I have a dataframe in my ML project it is in the following format initially.
Feature 1 | Feature 2| Feature 3 | Feature 4 | etc.
Time 1
Time 2
Time 3
Etc.
I am trying to change this dataframe to be 3d, where each value in this dataframe has another dimension into the screen, containing the same value for the same feature, but at previous 192 timesteps.
Here i am trying to use the built in function keras.preprocessing.timeseries_dataset_from_array(), but it returns the opposite of what i’m trying to achieve.
I expect it to return
Feature 1 | Feature 2| Feature 3 | Feature 4 | etc.
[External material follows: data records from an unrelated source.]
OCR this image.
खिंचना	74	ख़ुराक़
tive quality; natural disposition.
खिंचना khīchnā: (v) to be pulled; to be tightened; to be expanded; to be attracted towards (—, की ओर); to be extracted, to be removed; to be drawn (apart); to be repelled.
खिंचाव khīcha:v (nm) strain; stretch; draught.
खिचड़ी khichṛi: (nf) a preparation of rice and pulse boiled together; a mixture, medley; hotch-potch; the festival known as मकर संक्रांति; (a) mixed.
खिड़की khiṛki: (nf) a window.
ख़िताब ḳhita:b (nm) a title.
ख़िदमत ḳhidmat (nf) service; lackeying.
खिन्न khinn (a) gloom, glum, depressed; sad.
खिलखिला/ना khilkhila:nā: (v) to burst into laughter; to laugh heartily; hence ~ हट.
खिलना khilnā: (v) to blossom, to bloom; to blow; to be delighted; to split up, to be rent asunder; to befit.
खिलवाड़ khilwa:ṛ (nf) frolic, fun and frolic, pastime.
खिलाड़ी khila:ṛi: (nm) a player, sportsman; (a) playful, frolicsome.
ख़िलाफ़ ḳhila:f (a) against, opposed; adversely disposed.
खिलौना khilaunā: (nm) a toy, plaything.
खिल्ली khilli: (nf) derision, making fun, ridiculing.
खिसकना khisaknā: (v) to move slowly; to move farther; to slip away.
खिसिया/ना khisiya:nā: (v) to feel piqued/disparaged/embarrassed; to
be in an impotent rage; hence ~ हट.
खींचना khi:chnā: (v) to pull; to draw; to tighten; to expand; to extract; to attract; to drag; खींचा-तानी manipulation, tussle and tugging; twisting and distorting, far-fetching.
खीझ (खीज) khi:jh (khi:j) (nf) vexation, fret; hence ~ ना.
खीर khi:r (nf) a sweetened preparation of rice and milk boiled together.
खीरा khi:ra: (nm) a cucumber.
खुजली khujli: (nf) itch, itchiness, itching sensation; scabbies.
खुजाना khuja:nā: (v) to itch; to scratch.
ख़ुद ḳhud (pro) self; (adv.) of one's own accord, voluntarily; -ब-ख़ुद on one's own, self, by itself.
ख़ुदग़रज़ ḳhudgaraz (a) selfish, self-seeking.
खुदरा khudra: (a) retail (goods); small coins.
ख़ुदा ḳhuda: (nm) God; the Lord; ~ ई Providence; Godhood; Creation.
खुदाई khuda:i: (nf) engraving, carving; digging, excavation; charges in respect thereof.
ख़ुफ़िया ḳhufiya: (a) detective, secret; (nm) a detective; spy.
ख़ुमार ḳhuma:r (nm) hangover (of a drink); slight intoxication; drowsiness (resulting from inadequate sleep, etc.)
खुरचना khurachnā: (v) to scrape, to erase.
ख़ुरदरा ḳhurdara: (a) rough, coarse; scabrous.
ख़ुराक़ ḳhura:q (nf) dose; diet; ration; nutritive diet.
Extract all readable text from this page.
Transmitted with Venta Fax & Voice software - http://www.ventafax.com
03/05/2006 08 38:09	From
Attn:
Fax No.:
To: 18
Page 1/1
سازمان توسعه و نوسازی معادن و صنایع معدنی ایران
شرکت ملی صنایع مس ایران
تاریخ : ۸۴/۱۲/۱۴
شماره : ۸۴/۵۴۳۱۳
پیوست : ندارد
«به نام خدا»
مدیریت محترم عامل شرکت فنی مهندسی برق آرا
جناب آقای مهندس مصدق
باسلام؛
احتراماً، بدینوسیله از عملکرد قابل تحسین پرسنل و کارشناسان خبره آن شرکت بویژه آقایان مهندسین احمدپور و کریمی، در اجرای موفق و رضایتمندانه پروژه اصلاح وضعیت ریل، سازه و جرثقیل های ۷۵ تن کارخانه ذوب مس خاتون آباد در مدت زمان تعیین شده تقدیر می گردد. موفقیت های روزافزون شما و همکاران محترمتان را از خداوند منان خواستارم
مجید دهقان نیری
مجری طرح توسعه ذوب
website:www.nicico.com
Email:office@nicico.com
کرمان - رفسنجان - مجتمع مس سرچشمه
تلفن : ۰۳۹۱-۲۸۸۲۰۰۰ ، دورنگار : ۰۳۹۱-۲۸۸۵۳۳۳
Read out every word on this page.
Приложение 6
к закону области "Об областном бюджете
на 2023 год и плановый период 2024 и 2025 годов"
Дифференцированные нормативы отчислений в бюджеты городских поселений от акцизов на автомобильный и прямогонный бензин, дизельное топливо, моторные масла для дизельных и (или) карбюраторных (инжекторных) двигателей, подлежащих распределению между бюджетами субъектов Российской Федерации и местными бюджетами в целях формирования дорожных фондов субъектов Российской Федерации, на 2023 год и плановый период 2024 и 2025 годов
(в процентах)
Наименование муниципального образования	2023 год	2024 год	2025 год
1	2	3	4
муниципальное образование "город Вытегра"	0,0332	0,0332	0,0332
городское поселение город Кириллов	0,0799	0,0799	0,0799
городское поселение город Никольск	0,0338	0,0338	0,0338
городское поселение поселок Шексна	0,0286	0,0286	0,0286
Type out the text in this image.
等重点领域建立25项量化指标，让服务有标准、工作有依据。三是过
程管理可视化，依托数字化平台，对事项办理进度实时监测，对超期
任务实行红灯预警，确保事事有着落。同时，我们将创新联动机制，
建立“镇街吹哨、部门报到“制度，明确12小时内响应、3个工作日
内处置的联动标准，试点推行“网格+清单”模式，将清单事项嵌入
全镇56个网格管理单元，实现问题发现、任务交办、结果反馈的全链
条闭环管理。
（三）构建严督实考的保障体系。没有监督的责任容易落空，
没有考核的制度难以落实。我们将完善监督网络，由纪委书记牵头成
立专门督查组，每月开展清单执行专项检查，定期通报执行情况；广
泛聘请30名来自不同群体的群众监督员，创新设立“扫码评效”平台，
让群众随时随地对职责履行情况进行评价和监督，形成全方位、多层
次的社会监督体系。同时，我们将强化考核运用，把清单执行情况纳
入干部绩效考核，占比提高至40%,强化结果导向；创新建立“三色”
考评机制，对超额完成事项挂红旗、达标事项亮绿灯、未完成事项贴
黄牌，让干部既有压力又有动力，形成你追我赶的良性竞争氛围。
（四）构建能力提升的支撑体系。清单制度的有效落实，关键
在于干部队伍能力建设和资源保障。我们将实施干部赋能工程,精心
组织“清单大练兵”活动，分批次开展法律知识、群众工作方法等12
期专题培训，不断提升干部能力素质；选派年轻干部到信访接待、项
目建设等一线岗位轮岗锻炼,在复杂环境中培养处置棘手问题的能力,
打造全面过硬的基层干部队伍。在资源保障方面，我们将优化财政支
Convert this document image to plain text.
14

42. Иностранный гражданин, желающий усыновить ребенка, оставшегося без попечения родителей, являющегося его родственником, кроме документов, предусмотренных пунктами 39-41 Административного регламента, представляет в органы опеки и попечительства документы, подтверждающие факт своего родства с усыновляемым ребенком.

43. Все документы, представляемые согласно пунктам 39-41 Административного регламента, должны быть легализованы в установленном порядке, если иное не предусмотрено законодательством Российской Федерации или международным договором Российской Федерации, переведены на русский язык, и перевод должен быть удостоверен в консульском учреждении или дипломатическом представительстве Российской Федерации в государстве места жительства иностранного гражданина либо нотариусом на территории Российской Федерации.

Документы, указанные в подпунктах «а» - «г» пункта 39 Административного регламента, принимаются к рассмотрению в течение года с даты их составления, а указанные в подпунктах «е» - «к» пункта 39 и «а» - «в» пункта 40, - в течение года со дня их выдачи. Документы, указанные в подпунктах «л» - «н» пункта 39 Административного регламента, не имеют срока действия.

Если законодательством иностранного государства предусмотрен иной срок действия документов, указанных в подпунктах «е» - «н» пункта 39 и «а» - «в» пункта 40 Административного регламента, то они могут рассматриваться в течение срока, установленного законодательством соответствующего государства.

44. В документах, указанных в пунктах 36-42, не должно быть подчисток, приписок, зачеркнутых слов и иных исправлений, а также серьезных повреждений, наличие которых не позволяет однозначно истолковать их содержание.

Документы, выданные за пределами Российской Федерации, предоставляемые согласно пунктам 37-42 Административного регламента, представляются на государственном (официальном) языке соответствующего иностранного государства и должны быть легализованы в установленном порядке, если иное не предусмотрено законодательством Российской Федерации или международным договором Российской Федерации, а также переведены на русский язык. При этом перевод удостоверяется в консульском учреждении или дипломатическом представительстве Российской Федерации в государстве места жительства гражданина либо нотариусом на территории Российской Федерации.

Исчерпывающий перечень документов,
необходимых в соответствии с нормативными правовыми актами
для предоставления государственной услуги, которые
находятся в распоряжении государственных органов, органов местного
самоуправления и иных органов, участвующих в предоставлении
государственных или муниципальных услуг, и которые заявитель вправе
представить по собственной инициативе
Time 192| [1-192] | [1-192] | [1-192] | |
Time 193| | | | |
Time 194| | | | |
Time End| | | | |
Here it instead returns:
Feature 1 | Feature 2| Feature 3 | Feature 4 | etc.
Time 1| [192-1] | [192-1] | [192-1] | |
Time 2| | | | |
Time 3| | | | |
Time End-192| | | | |
Basically every sample contains the future 192 values, instead of the previous 192 values of the dataset. Therefore it ends 192 samples before it should, and starts 192 samples too early.
My code is the following:
#Past is defined as 192
#x_val is the 2-d dataframe
#y_val is one of the columns in the dataframe.
dataset_historic_train = keras.preprocessing.timeseries_dataset_from_array(
x_val,
y_val,
sequence_length=past,
batch_size=len(x_val),
)
Where x_val is the entirety of my 2-d dataframe indexed from first to last time of sample, and y_val is my target feature, which is Feature 1 in this case.